This article launches a new column for Addiction Professional on management topics. In this first installment I will attempt to make certain that I not write as a CEO to other CEOs and business leadership exclusively. My focus is to speak more broadly to all treatment professionals.
President Bush finally concurred with what we all knew from at least last August: The economy was in freefall, spurred by greed, less than aggressive government oversight, bad mortgage lending and all the rest. The jury is still out on whether the massive bailout to the financial industry will help the country in the long run, and few appear to be excited about multi-billion dollar loans to automakers. As I write this, President-elect Obama is seeking an economic stimulus package of just under a trillion dollars. With the exception of Wal-Mart possibly, none of us will escape the catastrophic reduction in business and personal wealth that the nation is experiencing. We all know people who will not retire as planned, and most of us would be foolish not to worry at least a bit about potential loss of employment, security and life as we have come to expect it.
We who are employed in the work of professionally treating the illness of addiction look to how the global recession will affect our specialty. Let me cite just a few of the ways. Private practitioners might well see fewer clients with resources to pay for individual counseling. Census in residential treatment centers has fallen off, most notably in 2008's fourth quarter. Centers that rely exclusively on self-pay and those with a high percentage of patients who use their personal resources are the first to suffer. But centers that depend on insurance reimbursement soon might see fewer admissions as employer-sponsored health coverage tightens. And lest we forget, one can't use employer-sponsored health insurance if unemployed.
What any business does when income falls because of external factors is to turn immediately to the task of bringing expenses in line with reduced revenue. Smart business leaders try to get ahead of the curve and anticipate the worst-case scenario. In other words, they cut spending as aggressively as possible and ride out the storm. Prices and purchasing terms for products or services are typically reduced as a means of stimulating business. We currently see evidence that treatment centers that didn't accept insurance previously are now reconsidering that position, and many have begun to offer discounts and flexible terms.
Our industry is not in the business of selling toys for Christmas, of course. We are in the business of healing, of actually saving lives in a field with few trends to follow reliably. Regardless of this noble calling, our business managers must employ tried and true business strategies, but we can only hope crucial decisions to save money are reached carefully and accommodate our unique services. Dedicated professionals are right to be concerned that cutting spending, and that means personnel costs and countless other items that are critical to providing good care, can threaten quality.
Where treatment quality might be most vulnerable is in organizations where business leadership is far removed from the actual services being provided. In this circumstance, business managers and clinical leaders should be encouraged to close this separation immediately, and work to establish consensus regarding decisions that serve to enhance efficiencies. Professional staff with a sense of ownership in the process surely will have a stronger stake in the solutions put forth in any successful plan of action.
Collaborative processes have proven to be wise. They breed trust. No one needs the historic antipathy between labor and management at times like these. It serves no one.
Unless managers within treatment organizations are hypersensitive to the need for thorough and timely communication, the potential exists for misunderstanding, fear and distrust. At a time when it is so critical that business managers and treatment staff come together as never before, the threat of disunity exacerbating the economic challenge we face is great. Plans for change cannot be communicated enough to staff colleagues at every level. Clarity of purpose about the challenges that lie ahead is essential.
Room to innovate
But a strategy for these times is not simply about cutting costs. There must be room for innovation. Cuts buy a business time, but little more. Smart businesses preserve at least some of the resources derived from reduced spending to invest in—that's right, to spend on—innovation.

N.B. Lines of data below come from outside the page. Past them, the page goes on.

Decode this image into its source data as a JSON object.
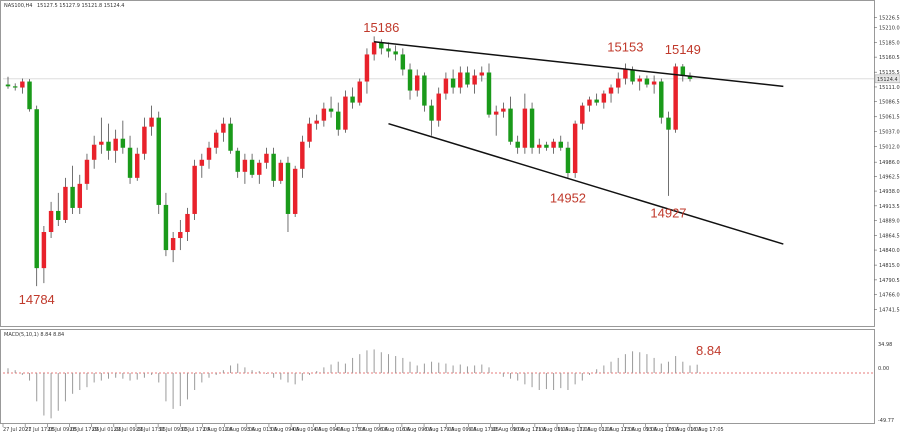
{
  "header": {
    "symbol": "NAS100,H4",
    "ohlc": "15127.5 15127.9 15121.8 15124.4"
  },
  "macd": {
    "label": "MACD(5,10,1) 8.84 8.84",
    "value_label": "8.84",
    "axis_labels": [
      "34.98",
      "0.00",
      "-49.77"
    ]
  },
  "colors": {
    "bull": "#e8222b",
    "bear": "#1a9a1a",
    "line": "#111111",
    "annotation": "#c0392b",
    "zero_line": "#e05050"
  },
  "chart_data": {
    "type": "candlestick",
    "title": "NAS100,H4",
    "ylim": [
      14720.5,
      15235.5
    ],
    "y_ticks": [
      15226.5,
      15210.0,
      15185.0,
      15160.5,
      15135.5,
      15111.0,
      15086.5,
      15061.5,
      15037.0,
      15012.0,
      14986.0,
      14962.5,
      14938.0,
      14913.5,
      14889.0,
      14864.5,
      14840.0,
      14815.0,
      14790.5,
      14766.0,
      14741.5
    ],
    "current_price": 15124.4,
    "x_tick_labels": [
      "27 Jul 2021",
      "27 Jul 17:05",
      "28 Jul 09:05",
      "28 Jul 17:05",
      "29 Jul 01:05",
      "29 Jul 09:05",
      "29 Jul 17:05",
      "30 Jul 09:05",
      "30 Jul 17:05",
      "2 Aug 01:05",
      "2 Aug 09:05",
      "3 Aug 01:05",
      "3 Aug 09:05",
      "4 Aug 01:05",
      "4 Aug 09:05",
      "4 Aug 17:05",
      "5 Aug 09:05",
      "6 Aug 01:05",
      "6 Aug 09:05",
      "6 Aug 17:05",
      "9 Aug 09:05",
      "9 Aug 17:05",
      "10 Aug 09:05",
      "10 Aug 17:05",
      "11 Aug 09:05",
      "11 Aug 17:05",
      "12 Aug 01:05",
      "12 Aug 17:05",
      "13 Aug 09:05",
      "13 Aug 17:05",
      "16 Aug 01:05",
      "16 Aug 17:05"
    ],
    "candles": [
      [
        15115,
        15128,
        15108,
        15112
      ],
      [
        15112,
        15117,
        15105,
        15110
      ],
      [
        15110,
        15125,
        15100,
        15120
      ],
      [
        15120,
        15124,
        15070,
        15074
      ],
      [
        15074,
        15080,
        14780,
        14810
      ],
      [
        14810,
        14880,
        14785,
        14870
      ],
      [
        14870,
        14920,
        14860,
        14905
      ],
      [
        14905,
        14935,
        14880,
        14890
      ],
      [
        14890,
        14960,
        14885,
        14945
      ],
      [
        14945,
        14980,
        14900,
        14910
      ],
      [
        14910,
        14965,
        14900,
        14950
      ],
      [
        14950,
        15000,
        14940,
        14990
      ],
      [
        14990,
        15030,
        14975,
        15015
      ],
      [
        15015,
        15060,
        15000,
        15020
      ],
      [
        15020,
        15050,
        14990,
        15005
      ],
      [
        15005,
        15040,
        14985,
        15025
      ],
      [
        15025,
        15055,
        15000,
        15010
      ],
      [
        15010,
        15030,
        14950,
        14960
      ],
      [
        14960,
        15010,
        14955,
        15000
      ],
      [
        15000,
        15060,
        14990,
        15045
      ],
      [
        15045,
        15080,
        15030,
        15060
      ],
      [
        15060,
        15070,
        14900,
        14915
      ],
      [
        14915,
        14935,
        14830,
        14840
      ],
      [
        14840,
        14870,
        14820,
        14860
      ],
      [
        14860,
        14890,
        14840,
        14870
      ],
      [
        14870,
        14910,
        14855,
        14900
      ],
      [
        14900,
        14990,
        14890,
        14980
      ],
      [
        14980,
        15000,
        14960,
        14990
      ],
      [
        14990,
        15020,
        14975,
        15010
      ],
      [
        15010,
        15040,
        15000,
        15035
      ],
      [
        15035,
        15060,
        15020,
        15050
      ],
      [
        15050,
        15060,
        15000,
        15005
      ],
      [
        15005,
        15010,
        14960,
        14970
      ],
      [
        14970,
        15000,
        14950,
        14990
      ],
      [
        14990,
        15000,
        14960,
        14965
      ],
      [
        14965,
        14990,
        14950,
        14985
      ],
      [
        14985,
        15010,
        14975,
        15000
      ],
      [
        15000,
        15010,
        14945,
        14955
      ],
      [
        14955,
        14990,
        14950,
        14985
      ],
      [
        14985,
        14995,
        14870,
        14900
      ],
      [
        14900,
        14980,
        14895,
        14975
      ],
      [
        14975,
        15030,
        14960,
        15020
      ],
      [
        15020,
        15060,
        15010,
        15050
      ],
      [
        15050,
        15065,
        15040,
        15055
      ],
      [
        15055,
        15085,
        15045,
        15075
      ],
      [
        15075,
        15095,
        15060,
        15070
      ],
      [
        15070,
        15085,
        15030,
        15040
      ],
      [
        15040,
        15105,
        15035,
        15095
      ],
      [
        15095,
        15110,
        15075,
        15085
      ],
      [
        15085,
        15125,
        15080,
        15120
      ],
      [
        15120,
        15175,
        15100,
        15165
      ],
      [
        15165,
        15195,
        15155,
        15185
      ],
      [
        15185,
        15190,
        15165,
        15175
      ],
      [
        15175,
        15185,
        15160,
        15170
      ],
      [
        15170,
        15180,
        15155,
        15165
      ],
      [
        15165,
        15175,
        15130,
        15140
      ],
      [
        15140,
        15150,
        15090,
        15105
      ],
      [
        15105,
        15140,
        15095,
        15130
      ],
      [
        15130,
        15135,
        15070,
        15080
      ],
      [
        15080,
        15090,
        15030,
        15055
      ],
      [
        15055,
        15110,
        15045,
        15100
      ],
      [
        15100,
        15135,
        15090,
        15125
      ],
      [
        15125,
        15140,
        15100,
        15110
      ],
      [
        15110,
        15145,
        15100,
        15135
      ],
      [
        15135,
        15145,
        15110,
        15115
      ],
      [
        15115,
        15140,
        15100,
        15130
      ],
      [
        15130,
        15145,
        15120,
        15135
      ],
      [
        15135,
        15150,
        15060,
        15065
      ],
      [
        15065,
        15080,
        15030,
        15070
      ],
      [
        15070,
        15085,
        15060,
        15075
      ],
      [
        15075,
        15095,
        15015,
        15020
      ],
      [
        15020,
        15030,
        15000,
        15010
      ],
      [
        15010,
        15100,
        15000,
        15075
      ],
      [
        15075,
        15085,
        15000,
        15010
      ],
      [
        15010,
        15025,
        15000,
        15015
      ],
      [
        15015,
        15020,
        15005,
        15010
      ],
      [
        15010,
        15025,
        15000,
        15020
      ],
      [
        15020,
        15030,
        15005,
        15010
      ],
      [
        15010,
        15020,
        14960,
        14968
      ],
      [
        14968,
        15055,
        14960,
        15050
      ],
      [
        15050,
        15085,
        15040,
        15080
      ],
      [
        15080,
        15095,
        15070,
        15090
      ],
      [
        15090,
        15100,
        15080,
        15085
      ],
      [
        15085,
        15105,
        15075,
        15100
      ],
      [
        15100,
        15115,
        15085,
        15110
      ],
      [
        15110,
        15135,
        15100,
        15125
      ],
      [
        15125,
        15150,
        15115,
        15140
      ],
      [
        15140,
        15145,
        15115,
        15120
      ],
      [
        15120,
        15130,
        15105,
        15125
      ],
      [
        15125,
        15130,
        15110,
        15115
      ],
      [
        15115,
        15130,
        15100,
        15120
      ],
      [
        15120,
        15125,
        15050,
        15060
      ],
      [
        15060,
        15070,
        14930,
        15040
      ],
      [
        15040,
        15150,
        15035,
        15145
      ],
      [
        15145,
        15149,
        15120,
        15130
      ],
      [
        15130,
        15135,
        15120,
        15124.4
      ]
    ],
    "annotations": [
      {
        "text": "15186",
        "candle": 52,
        "price": 15186,
        "pos": "above"
      },
      {
        "text": "15153",
        "candle": 86,
        "price": 15153,
        "pos": "above"
      },
      {
        "text": "15149",
        "candle": 94,
        "price": 15149,
        "pos": "above"
      },
      {
        "text": "14952",
        "candle": 78,
        "price": 14952,
        "pos": "below"
      },
      {
        "text": "14927",
        "candle": 92,
        "price": 14927,
        "pos": "below"
      },
      {
        "text": "14784",
        "candle": 4,
        "price": 14784,
        "pos": "below"
      }
    ],
    "trendlines": [
      {
        "name": "upper",
        "from": [
          51,
          15186
        ],
        "to": [
          108,
          15112
        ]
      },
      {
        "name": "lower",
        "from": [
          53,
          15050
        ],
        "to": [
          108,
          14850
        ]
      }
    ],
    "macd_ylim": [
      -49.77,
      34.98
    ],
    "macd_values": [
      5,
      3,
      -2,
      -8,
      -30,
      -45,
      -48,
      -40,
      -30,
      -22,
      -18,
      -15,
      -10,
      -8,
      -6,
      -5,
      -6,
      -8,
      -7,
      -5,
      -2,
      -10,
      -30,
      -38,
      -35,
      -28,
      -18,
      -10,
      -5,
      -2,
      3,
      8,
      10,
      6,
      3,
      2,
      -1,
      -5,
      -7,
      -10,
      -12,
      -8,
      -2,
      2,
      6,
      9,
      12,
      10,
      16,
      20,
      24,
      25,
      22,
      20,
      18,
      16,
      12,
      8,
      10,
      12,
      11,
      10,
      8,
      9,
      7,
      8,
      9,
      6,
      0,
      -4,
      -6,
      -8,
      -12,
      -15,
      -18,
      -17,
      -18,
      -16,
      -18,
      -12,
      -8,
      -2,
      4,
      8,
      12,
      16,
      20,
      23,
      22,
      20,
      16,
      10,
      12,
      18,
      12,
      8,
      8.84
    ]
  }
}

After all, if an organization simply gets smaller or less costly to operate, it will have only a “wait and see” strategy for the future. The addiction treatment field cannot simply raise the umbrella and wait for the storm to pass. We absolutely must be working to launch a strategy at the first sign of sun, if not before.

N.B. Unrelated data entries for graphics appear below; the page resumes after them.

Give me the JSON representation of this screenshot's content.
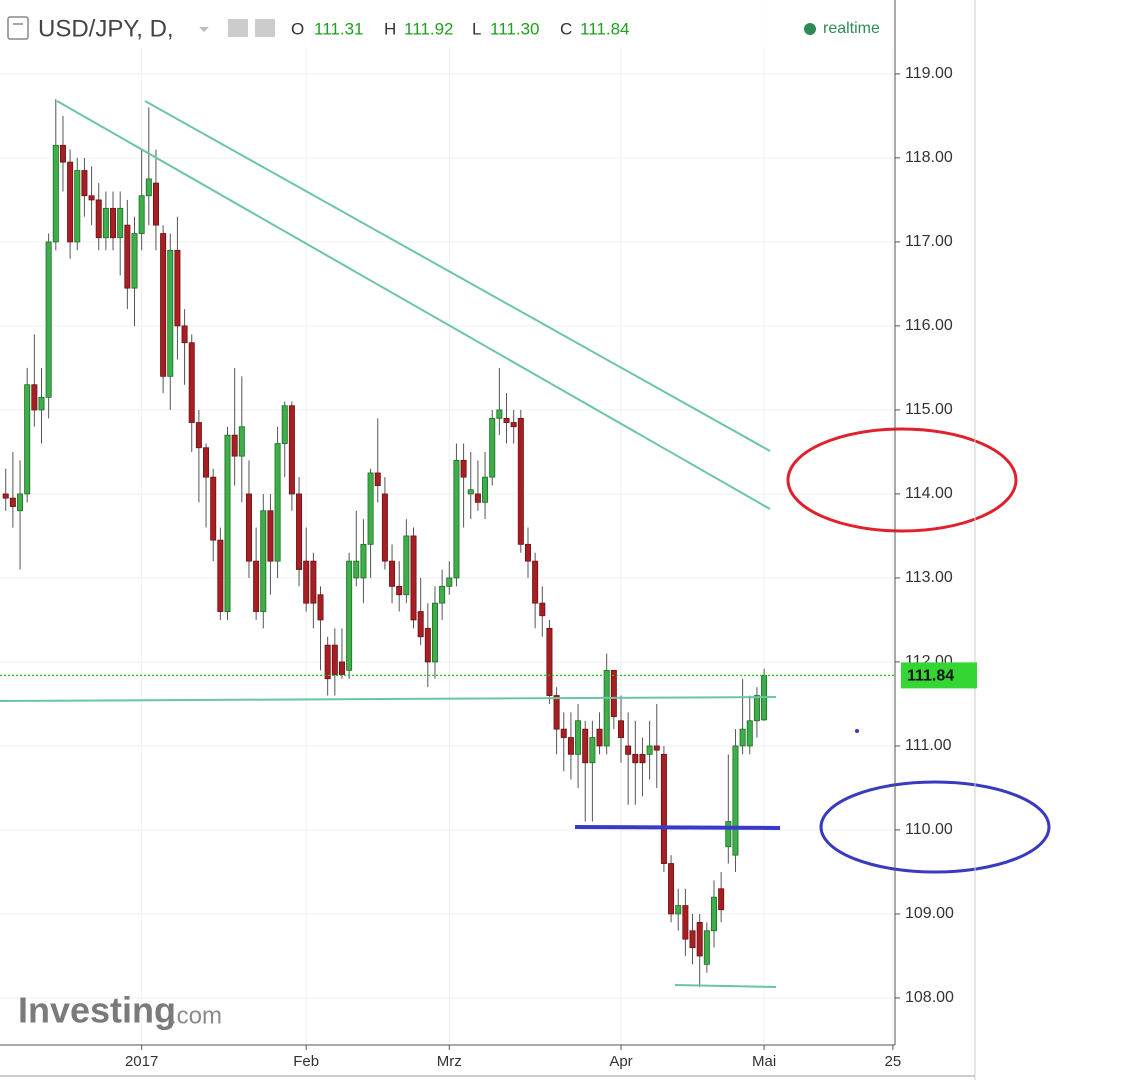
{
  "header": {
    "symbol": "USD/JPY, D,",
    "o_label": "O",
    "open": "111.31",
    "h_label": "H",
    "high": "111.92",
    "l_label": "L",
    "low": "111.30",
    "c_label": "C",
    "close": "111.84",
    "status": "realtime"
  },
  "logo": {
    "brand": "Investing",
    "suffix": ".com"
  },
  "chart_data": {
    "type": "candlestick",
    "up_color": "#3dae49",
    "down_color": "#a81f23",
    "grid": true,
    "x": [
      0,
      1,
      2,
      3,
      4,
      5,
      6,
      7,
      8,
      9,
      10,
      11,
      12,
      13,
      14,
      15,
      16,
      17,
      18,
      19,
      20,
      21,
      22,
      23,
      24,
      25,
      26,
      27,
      28,
      29,
      30,
      31,
      32,
      33,
      34,
      35,
      36,
      37,
      38,
      39,
      40,
      41,
      42,
      43,
      44,
      45,
      46,
      47,
      48,
      49,
      50,
      51,
      52,
      53,
      54,
      55,
      56,
      57,
      58,
      59,
      60,
      61,
      62,
      63,
      64,
      65,
      66,
      67,
      68,
      69,
      70,
      71,
      72,
      73,
      74,
      75,
      76,
      77,
      78,
      79,
      80,
      81,
      82,
      83,
      84,
      85,
      86,
      87,
      88,
      89,
      90,
      91,
      92,
      93,
      94,
      95,
      96,
      97,
      98,
      99,
      100,
      101,
      102,
      103,
      104,
      105,
      106
    ],
    "open": [
      114.0,
      113.95,
      113.8,
      114.0,
      115.3,
      115.0,
      115.15,
      117.0,
      118.15,
      117.95,
      117.0,
      117.85,
      117.55,
      117.5,
      117.05,
      117.4,
      117.05,
      117.2,
      116.45,
      117.1,
      117.55,
      117.7,
      117.1,
      115.4,
      116.9,
      116.0,
      115.8,
      114.85,
      114.55,
      114.2,
      113.45,
      112.6,
      114.7,
      114.45,
      114.0,
      113.2,
      112.6,
      113.8,
      113.2,
      114.6,
      115.05,
      114.0,
      113.2,
      113.2,
      112.8,
      112.2,
      112.2,
      112.0,
      111.9,
      113.0,
      113.0,
      113.4,
      114.25,
      114.0,
      113.2,
      112.9,
      112.8,
      113.5,
      112.6,
      112.4,
      112.0,
      112.7,
      112.9,
      113.0,
      114.4,
      114.0,
      114.0,
      113.9,
      114.2,
      114.9,
      114.9,
      114.85,
      114.9,
      113.4,
      113.2,
      112.7,
      112.4,
      111.6,
      111.2,
      111.1,
      110.9,
      111.2,
      110.8,
      111.2,
      111.0,
      111.9,
      111.3,
      111.0,
      110.9,
      110.9,
      110.9,
      111.0,
      110.9,
      109.6,
      109.0,
      109.1,
      108.8,
      108.9,
      108.4,
      108.8,
      109.3,
      109.8,
      109.7,
      111.0,
      111.0,
      111.3,
      111.31
    ],
    "high": [
      114.3,
      114.5,
      114.4,
      115.5,
      115.9,
      115.5,
      117.1,
      118.7,
      118.5,
      118.1,
      118.0,
      118.0,
      117.9,
      117.7,
      117.6,
      117.6,
      117.6,
      117.5,
      117.3,
      118.1,
      118.6,
      118.1,
      117.2,
      117.1,
      117.3,
      116.2,
      115.9,
      115.0,
      114.6,
      114.3,
      113.6,
      114.8,
      115.5,
      115.4,
      114.4,
      113.6,
      114.0,
      114.0,
      114.8,
      115.1,
      115.1,
      114.2,
      113.6,
      113.3,
      112.9,
      112.3,
      112.4,
      112.4,
      113.3,
      113.8,
      113.7,
      114.3,
      114.9,
      114.2,
      113.4,
      113.2,
      113.7,
      113.6,
      113.0,
      112.7,
      112.9,
      113.1,
      113.2,
      114.6,
      114.6,
      114.5,
      114.4,
      114.5,
      115.0,
      115.5,
      115.2,
      115.0,
      115.0,
      113.6,
      113.3,
      112.9,
      112.5,
      111.7,
      111.4,
      111.4,
      111.5,
      111.3,
      111.3,
      111.4,
      112.1,
      111.9,
      111.6,
      111.4,
      111.3,
      111.1,
      111.3,
      111.5,
      111.0,
      109.7,
      109.3,
      109.3,
      109.0,
      109.0,
      108.9,
      109.4,
      109.5,
      110.9,
      111.2,
      111.8,
      111.6,
      111.7,
      111.92
    ],
    "low": [
      113.8,
      113.6,
      113.1,
      113.9,
      114.8,
      114.6,
      114.9,
      116.9,
      117.6,
      116.8,
      116.9,
      117.3,
      117.2,
      116.9,
      116.9,
      116.9,
      116.6,
      116.2,
      116.0,
      116.9,
      117.2,
      116.9,
      115.2,
      115.0,
      115.6,
      115.3,
      114.5,
      113.9,
      113.6,
      113.2,
      112.5,
      112.5,
      114.1,
      113.9,
      113.0,
      112.5,
      112.4,
      112.8,
      113.0,
      114.2,
      113.8,
      112.9,
      112.6,
      112.4,
      111.9,
      111.6,
      111.6,
      111.8,
      111.8,
      112.9,
      112.7,
      113.0,
      113.9,
      113.1,
      112.7,
      112.6,
      112.7,
      112.4,
      112.2,
      111.7,
      111.8,
      112.5,
      112.8,
      112.9,
      113.6,
      113.7,
      113.8,
      113.7,
      114.1,
      114.7,
      114.6,
      114.6,
      113.3,
      113.0,
      112.4,
      112.3,
      111.5,
      110.9,
      110.7,
      110.6,
      110.5,
      110.1,
      110.1,
      110.9,
      110.9,
      111.2,
      110.8,
      110.3,
      110.3,
      110.4,
      110.6,
      110.5,
      109.5,
      108.9,
      108.8,
      108.5,
      108.4,
      108.13,
      108.3,
      108.6,
      108.9,
      109.6,
      109.5,
      110.9,
      110.9,
      111.1,
      111.3
    ],
    "close": [
      113.95,
      113.85,
      114.0,
      115.3,
      115.0,
      115.15,
      117.0,
      118.15,
      117.95,
      117.0,
      117.85,
      117.55,
      117.5,
      117.05,
      117.4,
      117.05,
      117.4,
      116.45,
      117.1,
      117.55,
      117.75,
      117.2,
      115.4,
      116.9,
      116.0,
      115.8,
      114.85,
      114.55,
      114.2,
      113.45,
      112.6,
      114.7,
      114.45,
      114.8,
      113.2,
      112.6,
      113.8,
      113.2,
      114.6,
      115.05,
      114.0,
      113.1,
      112.7,
      112.7,
      112.5,
      111.8,
      111.85,
      111.85,
      113.2,
      113.2,
      113.4,
      114.25,
      114.1,
      113.2,
      112.9,
      112.8,
      113.5,
      112.5,
      112.3,
      112.0,
      112.7,
      112.9,
      113.0,
      114.4,
      114.2,
      114.05,
      113.9,
      114.2,
      114.9,
      115.0,
      114.85,
      114.8,
      113.4,
      113.2,
      112.7,
      112.55,
      111.6,
      111.2,
      111.1,
      110.9,
      111.3,
      110.8,
      111.1,
      111.0,
      111.9,
      111.35,
      111.1,
      110.9,
      110.8,
      110.8,
      111.0,
      110.95,
      109.6,
      109.0,
      109.1,
      108.7,
      108.6,
      108.5,
      108.8,
      109.2,
      109.05,
      110.1,
      111.0,
      111.2,
      111.3,
      111.6,
      111.84
    ],
    "xlim": [
      -0.8,
      124.3
    ],
    "xticks": [
      {
        "value": 19,
        "label": "2017"
      },
      {
        "value": 42,
        "label": "Feb"
      },
      {
        "value": 62,
        "label": "Mrz"
      },
      {
        "value": 86,
        "label": "Apr"
      },
      {
        "value": 106,
        "label": "Mai"
      },
      {
        "value": 124,
        "label": "25"
      }
    ],
    "ylim": [
      107.44,
      119.88
    ],
    "yticks": [
      {
        "value": 108,
        "label": "108.00"
      },
      {
        "value": 109,
        "label": "109.00"
      },
      {
        "value": 110,
        "label": "110.00"
      },
      {
        "value": 111,
        "label": "111.00"
      },
      {
        "value": 112,
        "label": "112.00"
      },
      {
        "value": 113,
        "label": "113.00"
      },
      {
        "value": 114,
        "label": "114.00"
      },
      {
        "value": 115,
        "label": "115.00"
      },
      {
        "value": 116,
        "label": "116.00"
      },
      {
        "value": 117,
        "label": "117.00"
      },
      {
        "value": 118,
        "label": "118.00"
      },
      {
        "value": 119,
        "label": "119.00"
      }
    ],
    "last_price": {
      "value": 111.84,
      "label": "111.84"
    }
  }
}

Bringing innovation into the crisis management strategy is not meant to imply that treatment providers should look wildly outside what they do best and implement a completely new service. Although diversity is quite often an aim of innovation, we should look first at our core strengths. Make certain that your organization embraces what it does best, then join your staff colleagues in fielding your expertise more efficiently, instituting persistent measures to do more of it. It is only after these objectives are met that we might consider innovations beyond our organizations' traditional areas of expertise.